Quei documenti rivelano anche una statistica interessante: ebbe luogo una forte crescita del numero dei cosiddetti crimini religiosi – la legge dell’Unione Sovietica fu molto rigorosa e qualsiasi violazione fu considerata un reato. Riguardava non solamente i cattolici e i greco-cattolici, ma anche gli evangelisti e altri gruppi religiosi che avevano iniziato a praticare la loro religione in modo più libero e pubblico. Dal momento in cui Giovanni Paolo II fu eletto Papa e fino al 1982 il numero dei “crimini religiosi” crebbe di cinque volte. Il pontificato diede loro un impulso fortissimo e ciò illustra come le persone nell’URSS abbiano reagito all’appello di Giovanni Paolo II “Non abbiate paura!”: hanno smesso davvero di impaurirsi.     

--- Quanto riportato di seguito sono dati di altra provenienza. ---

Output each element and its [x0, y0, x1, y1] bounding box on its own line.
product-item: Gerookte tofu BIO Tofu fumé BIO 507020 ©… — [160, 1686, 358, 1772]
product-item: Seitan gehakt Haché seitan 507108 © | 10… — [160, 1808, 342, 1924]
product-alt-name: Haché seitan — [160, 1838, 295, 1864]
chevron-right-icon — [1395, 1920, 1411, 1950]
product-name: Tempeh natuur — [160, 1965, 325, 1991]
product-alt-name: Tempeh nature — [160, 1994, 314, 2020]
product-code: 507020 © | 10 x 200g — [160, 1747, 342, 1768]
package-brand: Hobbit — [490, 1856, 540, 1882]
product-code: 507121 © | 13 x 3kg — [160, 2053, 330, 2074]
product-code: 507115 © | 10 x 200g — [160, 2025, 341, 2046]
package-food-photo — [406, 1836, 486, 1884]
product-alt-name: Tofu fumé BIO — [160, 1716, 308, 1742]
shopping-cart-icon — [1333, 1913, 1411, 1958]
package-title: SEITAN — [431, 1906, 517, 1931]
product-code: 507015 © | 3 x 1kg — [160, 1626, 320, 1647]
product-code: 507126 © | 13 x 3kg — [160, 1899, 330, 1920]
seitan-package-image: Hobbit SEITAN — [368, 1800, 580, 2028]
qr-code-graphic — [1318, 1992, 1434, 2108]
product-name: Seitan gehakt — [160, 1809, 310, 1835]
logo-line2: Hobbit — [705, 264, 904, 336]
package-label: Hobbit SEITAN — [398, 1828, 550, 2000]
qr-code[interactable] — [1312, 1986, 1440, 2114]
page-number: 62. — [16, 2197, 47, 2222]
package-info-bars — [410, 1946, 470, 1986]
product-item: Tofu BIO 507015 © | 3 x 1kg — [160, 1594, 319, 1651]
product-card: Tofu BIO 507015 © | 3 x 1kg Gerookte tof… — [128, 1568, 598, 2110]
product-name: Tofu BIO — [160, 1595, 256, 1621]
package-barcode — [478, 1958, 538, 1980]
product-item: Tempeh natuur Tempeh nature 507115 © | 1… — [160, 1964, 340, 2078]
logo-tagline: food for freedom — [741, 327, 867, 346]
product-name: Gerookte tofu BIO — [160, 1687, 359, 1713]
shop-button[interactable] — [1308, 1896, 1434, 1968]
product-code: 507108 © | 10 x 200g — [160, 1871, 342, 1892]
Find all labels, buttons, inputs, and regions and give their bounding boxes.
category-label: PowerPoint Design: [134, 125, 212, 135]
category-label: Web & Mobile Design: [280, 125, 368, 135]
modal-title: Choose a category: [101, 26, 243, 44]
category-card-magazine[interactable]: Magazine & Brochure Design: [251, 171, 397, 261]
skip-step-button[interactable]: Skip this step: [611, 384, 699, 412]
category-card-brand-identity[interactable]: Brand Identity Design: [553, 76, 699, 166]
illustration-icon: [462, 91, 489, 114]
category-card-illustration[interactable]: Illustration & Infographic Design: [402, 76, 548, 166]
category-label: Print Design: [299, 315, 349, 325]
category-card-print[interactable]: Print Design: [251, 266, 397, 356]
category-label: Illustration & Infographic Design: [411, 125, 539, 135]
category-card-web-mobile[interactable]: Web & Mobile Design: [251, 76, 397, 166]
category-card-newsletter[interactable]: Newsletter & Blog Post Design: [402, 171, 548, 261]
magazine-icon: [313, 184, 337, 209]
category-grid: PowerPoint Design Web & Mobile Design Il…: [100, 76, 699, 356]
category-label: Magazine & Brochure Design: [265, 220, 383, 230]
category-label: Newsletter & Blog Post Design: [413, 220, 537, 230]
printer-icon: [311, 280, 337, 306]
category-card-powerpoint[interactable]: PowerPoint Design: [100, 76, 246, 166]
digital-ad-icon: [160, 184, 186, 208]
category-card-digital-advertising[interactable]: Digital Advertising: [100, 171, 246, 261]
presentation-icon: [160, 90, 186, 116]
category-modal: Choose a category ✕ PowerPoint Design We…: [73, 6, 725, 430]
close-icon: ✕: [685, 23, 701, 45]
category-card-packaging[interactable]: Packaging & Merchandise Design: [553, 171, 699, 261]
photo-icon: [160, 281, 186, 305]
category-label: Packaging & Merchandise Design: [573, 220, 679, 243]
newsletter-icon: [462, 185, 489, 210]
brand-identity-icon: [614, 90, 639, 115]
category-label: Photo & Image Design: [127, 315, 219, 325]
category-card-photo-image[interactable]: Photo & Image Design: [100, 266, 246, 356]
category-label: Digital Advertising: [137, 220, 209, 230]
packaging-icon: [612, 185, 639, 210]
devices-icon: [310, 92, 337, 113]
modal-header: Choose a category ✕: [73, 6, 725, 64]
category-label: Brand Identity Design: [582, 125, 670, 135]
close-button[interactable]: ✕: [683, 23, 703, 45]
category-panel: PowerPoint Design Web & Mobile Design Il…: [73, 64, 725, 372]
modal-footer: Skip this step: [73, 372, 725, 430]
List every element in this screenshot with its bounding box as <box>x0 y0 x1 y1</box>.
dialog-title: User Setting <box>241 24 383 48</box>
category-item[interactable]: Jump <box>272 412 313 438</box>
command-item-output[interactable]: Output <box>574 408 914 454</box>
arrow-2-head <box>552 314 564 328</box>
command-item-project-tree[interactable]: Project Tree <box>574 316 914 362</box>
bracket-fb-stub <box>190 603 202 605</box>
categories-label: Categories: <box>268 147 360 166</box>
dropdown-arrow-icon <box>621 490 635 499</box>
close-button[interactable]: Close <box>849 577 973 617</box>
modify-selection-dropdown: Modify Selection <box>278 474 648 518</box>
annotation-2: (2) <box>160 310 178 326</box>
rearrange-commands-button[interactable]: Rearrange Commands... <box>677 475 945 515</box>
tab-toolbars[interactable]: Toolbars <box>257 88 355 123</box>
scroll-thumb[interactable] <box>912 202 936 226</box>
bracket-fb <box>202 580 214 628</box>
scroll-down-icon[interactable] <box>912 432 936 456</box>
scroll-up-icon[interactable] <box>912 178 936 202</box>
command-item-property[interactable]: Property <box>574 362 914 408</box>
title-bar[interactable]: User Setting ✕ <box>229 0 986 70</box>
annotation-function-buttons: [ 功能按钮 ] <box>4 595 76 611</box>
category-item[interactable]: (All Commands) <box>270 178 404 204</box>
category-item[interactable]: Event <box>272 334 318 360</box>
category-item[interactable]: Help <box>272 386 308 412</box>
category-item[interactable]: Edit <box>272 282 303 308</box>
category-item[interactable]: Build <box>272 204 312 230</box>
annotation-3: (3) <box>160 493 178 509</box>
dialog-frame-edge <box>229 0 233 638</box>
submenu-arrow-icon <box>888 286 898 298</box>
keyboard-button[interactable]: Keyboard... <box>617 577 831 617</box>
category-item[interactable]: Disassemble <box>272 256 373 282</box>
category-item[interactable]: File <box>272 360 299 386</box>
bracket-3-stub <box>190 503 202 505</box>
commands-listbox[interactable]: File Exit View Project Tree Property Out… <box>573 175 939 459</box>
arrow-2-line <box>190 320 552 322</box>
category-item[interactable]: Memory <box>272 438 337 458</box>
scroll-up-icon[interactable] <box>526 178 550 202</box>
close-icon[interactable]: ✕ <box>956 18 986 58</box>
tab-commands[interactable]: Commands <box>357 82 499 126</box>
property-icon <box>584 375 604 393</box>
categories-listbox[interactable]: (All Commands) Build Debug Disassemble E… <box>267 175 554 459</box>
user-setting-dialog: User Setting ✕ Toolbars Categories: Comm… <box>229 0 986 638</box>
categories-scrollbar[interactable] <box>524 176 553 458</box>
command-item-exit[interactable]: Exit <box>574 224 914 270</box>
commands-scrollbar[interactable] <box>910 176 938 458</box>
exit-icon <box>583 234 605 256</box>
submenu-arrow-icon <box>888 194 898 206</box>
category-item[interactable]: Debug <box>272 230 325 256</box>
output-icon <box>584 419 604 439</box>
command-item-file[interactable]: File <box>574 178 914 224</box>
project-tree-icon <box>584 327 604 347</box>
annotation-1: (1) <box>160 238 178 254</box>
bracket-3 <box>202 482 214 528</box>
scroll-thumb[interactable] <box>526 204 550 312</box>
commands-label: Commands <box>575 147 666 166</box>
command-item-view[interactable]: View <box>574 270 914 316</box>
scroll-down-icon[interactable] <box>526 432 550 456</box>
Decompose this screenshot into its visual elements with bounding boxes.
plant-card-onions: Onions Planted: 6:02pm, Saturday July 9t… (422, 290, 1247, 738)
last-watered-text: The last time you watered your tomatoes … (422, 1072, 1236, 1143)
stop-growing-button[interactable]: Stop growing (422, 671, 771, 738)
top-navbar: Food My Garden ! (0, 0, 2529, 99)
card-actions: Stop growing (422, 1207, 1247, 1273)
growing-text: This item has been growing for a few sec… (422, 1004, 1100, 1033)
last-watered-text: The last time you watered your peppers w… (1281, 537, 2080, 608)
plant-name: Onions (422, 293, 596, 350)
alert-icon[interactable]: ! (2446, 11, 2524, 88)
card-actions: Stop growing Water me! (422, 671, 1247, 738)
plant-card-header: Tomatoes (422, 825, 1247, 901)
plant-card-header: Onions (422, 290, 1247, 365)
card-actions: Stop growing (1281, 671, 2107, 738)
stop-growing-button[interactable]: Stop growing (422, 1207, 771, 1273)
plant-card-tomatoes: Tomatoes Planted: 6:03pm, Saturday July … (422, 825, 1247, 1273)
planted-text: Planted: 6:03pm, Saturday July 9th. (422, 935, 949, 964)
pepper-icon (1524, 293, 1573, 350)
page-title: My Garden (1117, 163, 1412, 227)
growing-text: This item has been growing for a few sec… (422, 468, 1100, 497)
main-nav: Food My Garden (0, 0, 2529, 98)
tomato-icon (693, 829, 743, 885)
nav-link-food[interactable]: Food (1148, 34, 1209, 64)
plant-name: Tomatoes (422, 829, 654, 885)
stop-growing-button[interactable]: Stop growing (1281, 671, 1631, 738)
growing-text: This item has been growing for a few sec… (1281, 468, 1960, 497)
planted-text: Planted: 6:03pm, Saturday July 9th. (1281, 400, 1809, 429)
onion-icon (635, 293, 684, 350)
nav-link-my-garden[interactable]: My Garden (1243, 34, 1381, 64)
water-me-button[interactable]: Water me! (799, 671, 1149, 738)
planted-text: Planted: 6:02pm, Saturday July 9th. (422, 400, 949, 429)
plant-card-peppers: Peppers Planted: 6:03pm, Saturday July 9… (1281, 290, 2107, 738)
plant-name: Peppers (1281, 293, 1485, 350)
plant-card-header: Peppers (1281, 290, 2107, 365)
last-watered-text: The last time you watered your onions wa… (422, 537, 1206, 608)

Va anche spiegato come le informazioni sul pontificato di Giovanni Paolo II raggiungevano la Belarus, l’Ucraina e la Lituania. A ciò contribuì sia una considerevole crescita del numero dei programmi di “Radio Vaticana”, che trasmise anche in bielorusso, russo, ucraino e lituano, sia il fatto che “Radio Vaticana” era meno bloccata dal regime rispetto a “Radio Liberty”. A partire dall’agosto 1980, quando in Polonia ebbe luogo una svolta legata al “Solidarność” (Solidarietà), si stabilì un altro canale di prossimità tra l’allora pontefice e il popolo, con la trasmissione delle messe religiose via radio. La radio polacca effettivamente trasmetteva anche a Lviv, quindi le parole del pontefice raggiunsero anche Kyiv. Allo stesso modo, si poteva guardare la televisione polacca. Ciò si inquadrava nella cornice storica del pellegrinaggio di Papa in Polonia, nel 1979, e della svolta legata al “Solidarność”, nel 1980. Possiamo affermare che Papa Giovanni Paolo II ha formato la coscienza dell’Ucraina occidentale, della Belarus e Lituania, il che è rispecchiato nei documenti conservati nell’archivio del KGB.      

La foto principale: CNS/Chris Niedenthal. Papa Giovanni Paolo II a Jasna Góra durante la visita in Polonia nel 1979.